On my way home from a recent trip, I splurged on some moderately pricey French skin-care products in a duty-free shop. As the approximately 28-year-old sales associate handed me my purchase, she nonchalantly said, “It must be really great to be one of those boomers who can afford this stuff.”
It was extremely early in the morning and I hadn’t had caffeine yet so I was quite tempted to say something akin to what Yoda told Luke Skywalker in “Star Wars: The Return of the Jedi,” that being “when 900 years you reach, look so good, you will not.” But I remembered that I was not in the United States, and as the old lady, I thought it useful to exercise mah-tour restraint. I just said, well, one of the good things about being old is that you can finally afford high-buck skin care. I don’t believe the associate thought me funny. I also wanted to tell her that while technically a boomer, I actually belong to that supposedly pessimistic group born between approximately 1957 and 1965 called Generation Jones. But I just walked away.
A new level of wince
When I sat down to await my plane, I went through my Twitter feed and saw more than a few tweets with the “OK, boomer” response that has become widely present on TikTok and other social media within the past few months. And I thought, all right, the much discussed “war” between millennials and boomers, a battle questioned by both millennials and boomers, has moved to a new level of wince.
While I was still ticked off with receiving what I was taught all those eons ago to be poor customer service, I summoned any age-related wisdom I might have had readily accessible and thought, hell, young people, whether they be millennials, Generation X, Y, Z or Vulcan, probably do have some right to hold varying degrees of anger and resentment toward baby boomers.
Though the oldest boomers will turn 74 next year, many of them remain in full-time jobs, in numbers not seen for a great many years, jobs some millennials and others think should go to those much younger. Of course, many boomers are still in the workforce for a number of reasons, including: parenthood that occurred years later than that experienced by earlier generations; divorce and remarriage costs most of their parents didn’t assume; worries about future Social Security and Medicare cuts; still-active mortgages on houses that cost more than their parents dreamed possible for anything not qualifying as chateaus; and, the expenses incurred with helping children finance higher education. Not to mention subsidizing their children’s post-college basement or childhood bedroom residence lives — lives lived as such in too many cases due to stratospheric higher education and housing costs as well as shortages of good entry-level jobs, costs and shortages that seem more severe in larger, more economically robust cities. To me, some of those reasons justify at least some measure of the angry old people behavior that makes some younger people spout “OK, boomer.” Or worse. And they also at least partially justify the anger and frustration that “OK, boomer” conveys.

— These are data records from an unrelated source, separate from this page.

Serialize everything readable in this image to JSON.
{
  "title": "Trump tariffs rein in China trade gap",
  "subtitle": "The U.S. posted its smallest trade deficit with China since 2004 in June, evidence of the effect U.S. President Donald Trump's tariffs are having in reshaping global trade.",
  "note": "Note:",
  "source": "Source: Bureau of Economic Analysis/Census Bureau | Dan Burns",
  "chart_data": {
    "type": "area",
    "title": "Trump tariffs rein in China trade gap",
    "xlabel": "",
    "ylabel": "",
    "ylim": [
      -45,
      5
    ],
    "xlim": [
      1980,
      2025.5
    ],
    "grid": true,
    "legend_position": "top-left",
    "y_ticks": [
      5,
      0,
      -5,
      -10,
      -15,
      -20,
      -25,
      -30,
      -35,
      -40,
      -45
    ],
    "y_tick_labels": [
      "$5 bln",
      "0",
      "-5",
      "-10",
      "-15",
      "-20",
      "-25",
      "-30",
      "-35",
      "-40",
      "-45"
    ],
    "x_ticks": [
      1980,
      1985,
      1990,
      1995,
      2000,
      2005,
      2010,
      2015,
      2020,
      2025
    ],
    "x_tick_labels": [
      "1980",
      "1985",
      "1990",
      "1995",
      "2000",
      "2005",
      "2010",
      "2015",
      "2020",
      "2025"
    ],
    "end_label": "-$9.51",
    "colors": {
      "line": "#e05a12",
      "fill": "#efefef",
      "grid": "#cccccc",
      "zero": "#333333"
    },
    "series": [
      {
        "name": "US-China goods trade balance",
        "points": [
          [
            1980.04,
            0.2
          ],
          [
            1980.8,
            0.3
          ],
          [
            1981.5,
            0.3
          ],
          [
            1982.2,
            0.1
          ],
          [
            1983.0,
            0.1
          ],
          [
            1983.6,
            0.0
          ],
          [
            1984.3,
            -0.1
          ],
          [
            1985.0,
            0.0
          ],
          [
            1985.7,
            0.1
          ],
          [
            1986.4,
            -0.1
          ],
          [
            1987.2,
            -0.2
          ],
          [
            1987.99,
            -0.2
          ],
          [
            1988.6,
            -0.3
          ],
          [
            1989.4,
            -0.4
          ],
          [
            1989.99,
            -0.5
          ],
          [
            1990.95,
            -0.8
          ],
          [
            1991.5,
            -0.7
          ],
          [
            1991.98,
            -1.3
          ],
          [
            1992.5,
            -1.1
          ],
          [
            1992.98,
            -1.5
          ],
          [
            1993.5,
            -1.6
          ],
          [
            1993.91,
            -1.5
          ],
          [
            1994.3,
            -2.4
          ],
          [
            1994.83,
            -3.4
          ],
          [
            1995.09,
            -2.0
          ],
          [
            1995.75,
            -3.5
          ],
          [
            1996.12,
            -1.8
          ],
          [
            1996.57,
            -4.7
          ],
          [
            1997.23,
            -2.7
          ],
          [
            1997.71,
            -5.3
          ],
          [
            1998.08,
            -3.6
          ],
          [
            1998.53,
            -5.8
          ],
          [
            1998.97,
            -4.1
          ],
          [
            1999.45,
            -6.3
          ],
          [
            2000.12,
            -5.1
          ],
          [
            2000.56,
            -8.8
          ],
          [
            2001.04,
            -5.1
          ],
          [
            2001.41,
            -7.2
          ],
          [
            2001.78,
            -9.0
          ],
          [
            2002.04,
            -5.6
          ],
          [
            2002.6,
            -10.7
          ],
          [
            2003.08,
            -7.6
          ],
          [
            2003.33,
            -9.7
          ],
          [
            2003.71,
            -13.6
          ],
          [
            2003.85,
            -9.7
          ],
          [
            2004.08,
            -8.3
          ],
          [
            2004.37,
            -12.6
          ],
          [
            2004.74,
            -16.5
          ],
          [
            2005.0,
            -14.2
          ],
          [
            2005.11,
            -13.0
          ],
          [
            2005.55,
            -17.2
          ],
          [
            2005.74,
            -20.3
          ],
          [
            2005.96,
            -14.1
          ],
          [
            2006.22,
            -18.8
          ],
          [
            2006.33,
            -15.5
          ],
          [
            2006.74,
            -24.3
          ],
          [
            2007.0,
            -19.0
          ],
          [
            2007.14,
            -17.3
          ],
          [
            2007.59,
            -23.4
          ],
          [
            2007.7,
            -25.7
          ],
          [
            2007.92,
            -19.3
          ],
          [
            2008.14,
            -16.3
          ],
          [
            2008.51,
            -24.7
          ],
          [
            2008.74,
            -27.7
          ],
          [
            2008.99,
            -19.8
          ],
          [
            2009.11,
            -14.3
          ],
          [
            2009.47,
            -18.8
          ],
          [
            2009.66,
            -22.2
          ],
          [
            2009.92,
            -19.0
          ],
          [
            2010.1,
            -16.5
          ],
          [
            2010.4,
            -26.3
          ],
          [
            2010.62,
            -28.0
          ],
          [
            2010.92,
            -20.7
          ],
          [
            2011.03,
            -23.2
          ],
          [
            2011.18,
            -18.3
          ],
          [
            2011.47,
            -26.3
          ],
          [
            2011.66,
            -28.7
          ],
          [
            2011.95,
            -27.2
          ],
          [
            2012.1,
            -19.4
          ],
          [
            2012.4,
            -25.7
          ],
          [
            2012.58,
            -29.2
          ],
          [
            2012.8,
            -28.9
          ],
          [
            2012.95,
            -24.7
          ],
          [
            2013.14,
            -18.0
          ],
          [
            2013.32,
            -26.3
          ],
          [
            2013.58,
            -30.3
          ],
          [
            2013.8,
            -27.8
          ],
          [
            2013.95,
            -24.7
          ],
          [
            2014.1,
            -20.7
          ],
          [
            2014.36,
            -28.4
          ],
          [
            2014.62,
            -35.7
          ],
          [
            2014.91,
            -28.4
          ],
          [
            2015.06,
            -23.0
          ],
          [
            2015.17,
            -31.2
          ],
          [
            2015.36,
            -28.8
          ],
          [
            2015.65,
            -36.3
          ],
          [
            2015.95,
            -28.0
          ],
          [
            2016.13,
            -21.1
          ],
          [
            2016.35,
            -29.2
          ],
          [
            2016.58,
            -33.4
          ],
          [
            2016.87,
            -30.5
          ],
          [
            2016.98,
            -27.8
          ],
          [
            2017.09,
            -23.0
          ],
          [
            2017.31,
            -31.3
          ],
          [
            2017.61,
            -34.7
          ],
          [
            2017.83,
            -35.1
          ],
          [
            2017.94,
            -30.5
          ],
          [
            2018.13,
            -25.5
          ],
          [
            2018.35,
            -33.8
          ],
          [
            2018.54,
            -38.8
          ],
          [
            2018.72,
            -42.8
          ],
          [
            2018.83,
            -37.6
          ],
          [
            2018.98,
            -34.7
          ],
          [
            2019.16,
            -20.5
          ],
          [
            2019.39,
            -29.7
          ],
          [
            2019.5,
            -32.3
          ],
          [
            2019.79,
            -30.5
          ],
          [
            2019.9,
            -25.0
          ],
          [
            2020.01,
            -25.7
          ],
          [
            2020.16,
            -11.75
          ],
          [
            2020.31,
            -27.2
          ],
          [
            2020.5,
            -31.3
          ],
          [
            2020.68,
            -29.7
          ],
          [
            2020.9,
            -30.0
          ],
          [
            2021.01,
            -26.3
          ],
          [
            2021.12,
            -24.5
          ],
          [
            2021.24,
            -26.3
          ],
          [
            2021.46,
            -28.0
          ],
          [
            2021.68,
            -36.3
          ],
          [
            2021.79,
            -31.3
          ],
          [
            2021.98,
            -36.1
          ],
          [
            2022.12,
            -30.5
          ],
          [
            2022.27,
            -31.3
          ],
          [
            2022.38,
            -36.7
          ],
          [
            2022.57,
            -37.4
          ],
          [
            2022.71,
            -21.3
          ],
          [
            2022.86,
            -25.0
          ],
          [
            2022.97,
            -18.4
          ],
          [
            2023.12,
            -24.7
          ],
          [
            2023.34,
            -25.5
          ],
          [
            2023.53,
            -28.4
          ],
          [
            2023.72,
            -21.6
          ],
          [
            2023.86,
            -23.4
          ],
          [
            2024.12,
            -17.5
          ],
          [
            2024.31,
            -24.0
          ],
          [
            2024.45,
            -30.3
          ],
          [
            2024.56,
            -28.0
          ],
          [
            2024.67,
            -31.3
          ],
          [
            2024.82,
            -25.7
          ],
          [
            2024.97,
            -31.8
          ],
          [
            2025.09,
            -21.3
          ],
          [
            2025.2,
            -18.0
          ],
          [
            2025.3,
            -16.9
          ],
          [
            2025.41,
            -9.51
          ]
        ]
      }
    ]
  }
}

Generational divides: nothing new
Of course, generational divides have occurred for as long as some humans started surviving beyond age 45. Older boomers know from their 1960s youth that they didn’t want to trust anyone over 30, because if they did, such aged ones (including the most successful members of the World War II Greatest Generation) might have, oh, increased involvement in the Vietnam War. Or made the pollution that existed in places such as Los Angeles even more putrid and opaque. When I started my career in the 1980s, I and many of my female peers deeply resented having to wear the Imitation Man floppy bowties and dowdy skirted suits that bosses born during the Great Depression defined as proper office attire. Though I can’t imagine anyone my age saying anything like “OK, silent generation” in public forums because that generation was often anything but silent when it came to enacting stern employment discipline.
So … OK (various generations). Let’s all of us get to work. Because, as it is, neither the sharpest retorts nor the ability to afford the priciest French skin-care products will get us to a place any of us want to inhabit.
Mary Stanik, a writer and public-relations professional, lives in St. Paul. She is the author of the novel “Life Erupted.”